VDMA: Video Question Answering with Dynamically Generated Multi-Agents
Noriyuki Kugo, Tatsuya Ishibashi, Kosuke Ono, Yuji Sato
TL;DR
The paper tackles long-form video question answering on the EgoSchema dataset by introducing VDMA, a two-stage framework that dynamically generates expert agents (Stage 1) and performs multi-agent QA with an organizer (Stage 2). By tailoring prompts to the video context and question, and leveraging specialized tools (Captioner and Video Analyzer), the approach achieves 70.7% accuracy on EgoSchema, outperforming a single-agent baseline. Ablation studies show gains from domain-specific expert generation and benefits and trade-offs related to frame count.
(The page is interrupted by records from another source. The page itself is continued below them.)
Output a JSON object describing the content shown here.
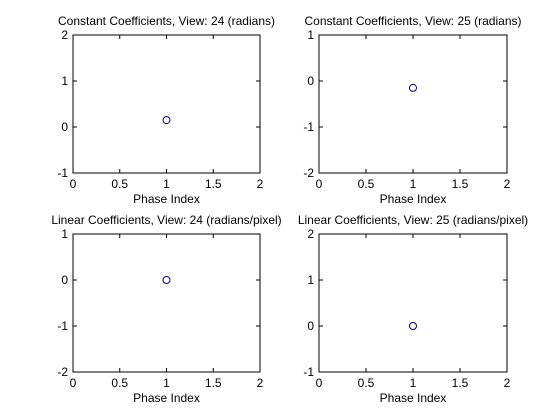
{
  "chart_data": [
    {
      "type": "scatter",
      "title": "Constant Coefficients, View: 24 (radians)",
      "xlabel": "Phase Index",
      "ylabel": "",
      "xlim": [
        0,
        2
      ],
      "ylim": [
        -1,
        2
      ],
      "xticks": [
        "0",
        "0.5",
        "1",
        "1.5",
        "2"
      ],
      "yticks": [
        "-1",
        "0",
        "1",
        "2"
      ],
      "points": [
        {
          "x": 1,
          "y": 0.15
        }
      ],
      "marker": "circle",
      "marker_color": "#00007f",
      "grid": false
    },
    {
      "type": "scatter",
      "title": "Constant Coefficients, View: 25 (radians)",
      "xlabel": "Phase Index",
      "ylabel": "",
      "xlim": [
        0,
        2
      ],
      "ylim": [
        -2,
        1
      ],
      "xticks": [
        "0",
        "0.5",
        "1",
        "1.5",
        "2"
      ],
      "yticks": [
        "-2",
        "-1",
        "0",
        "1"
      ],
      "points": [
        {
          "x": 1,
          "y": -0.15
        }
      ],
      "marker": "circle",
      "marker_color": "#00007f",
      "grid": false
    },
    {
      "type": "scatter",
      "title": "Linear Coefficients, View: 24 (radians/pixel)",
      "xlabel": "Phase Index",
      "ylabel": "",
      "xlim": [
        0,
        2
      ],
      "ylim": [
        -2,
        1
      ],
      "xticks": [
        "0",
        "0.5",
        "1",
        "1.5",
        "2"
      ],
      "yticks": [
        "-2",
        "-1",
        "0",
        "1"
      ],
      "points": [
        {
          "x": 1,
          "y": 0
        }
      ],
      "marker": "circle",
      "marker_color": "#00007f",
      "grid": false
    },
    {
      "type": "scatter",
      "title": "Linear Coefficients, View: 25 (radians/pixel)",
      "xlabel": "Phase Index",
      "ylabel": "",
      "xlim": [
        0,
        2
      ],
      "ylim": [
        -1,
        2
      ],
      "xticks": [
        "0",
        "0.5",
        "1",
        "1.5",
        "2"
      ],
      "yticks": [
        "-1",
        "0",
        "1",
        "2"
      ],
      "points": [
        {
          "x": 1,
          "y": 0
        }
      ],
      "marker": "circle",
      "marker_color": "#00007f",
      "grid": false
    }
  ]
}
The work demonstrates that dynamically assembled expert ensembles can improve VQA performance, at the cost of higher computation, and suggests future enhancements via agent debates and smarter tool usage.
Abstract
This technical report provides a detailed description of our approach to the EgoSchema Challenge 2024. The EgoSchema Challenge aims to identify the most appropriate responses to questions regarding a given video clip. In this paper, we propose Video Question Answering with Dynamically Generated Multi-Agents (VDMA). This method is a complementary approach to existing response generation systems by employing a multi-agent system with dynamically generated expert agents. This method aims to provide the most accurate and contextually appropriate responses. This report details the stages of our approach, the tools employed, and the results of our experiments.